L'homme entend tout ce que la femme lui dit, mais il ne pense qu'à sa propre compagne, tuée devant ses yeux. Il regarde autour de lui hébété mais ne la voit pas.

- Pourquoi est-ce que vous faites ça ? Vous êtes folle... Lache-t-il dans un souffle.

Elle éclate à nouveau de ce rire hystérique. Puis elle lui dit qu'elle est parfaitement saine d'esprit. Qu'elle est un être pur contrairement à lui, une fille du Père-Monde, une Xelys et que c'est lui le perfide de l'histoire. Lui dont l'espèce a détruit son monde. Elle ajoute que le F.A.M. a suivi toute la procédure d'ouverture du pont et enregistré toutes les données.

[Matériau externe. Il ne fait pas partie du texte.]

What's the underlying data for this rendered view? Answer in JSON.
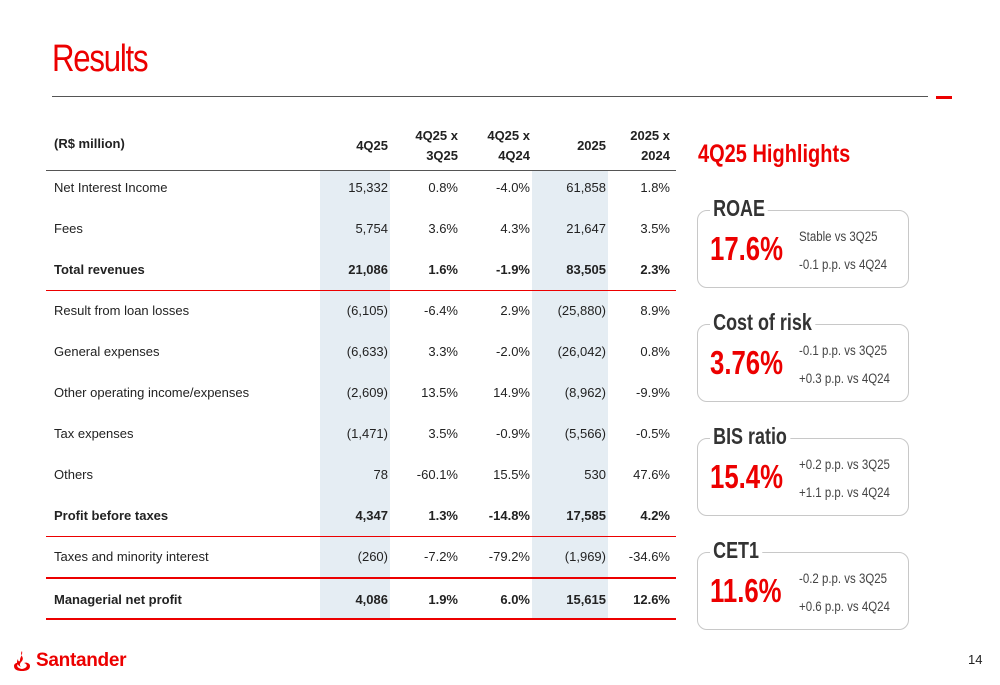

- Malheureusement, ajoute-t-elle, l'impulsion electro-magnétique produite par l'ouverture du pont dimensionnel a détruit le F.A.M. et nous n'avons pas la fin de l'expérience. Il va donc falloir que vous répondiez à une simple question. Comment avez-vous fait pour redonner vie à votre femme ? Répondez s'il vous plaît.

- Quand les autres habitants de la station vont comprendre que vous une traître à votre espèce...

- Ne soyez pas stupide, vous n'avez donc pas compris ? Ceci est un avant poste de recherche du Père-Monde. Cela fait cinquante ans que nous travaillons sur les énergies exotiques de l'univers Zero. Il n'y a pas de rébellion ici, pas plus qu'il n'y a d'humain sauvage dans le système solaire. Notre Père a la bonté de répandre la paix sur ses deux milliards de sujets.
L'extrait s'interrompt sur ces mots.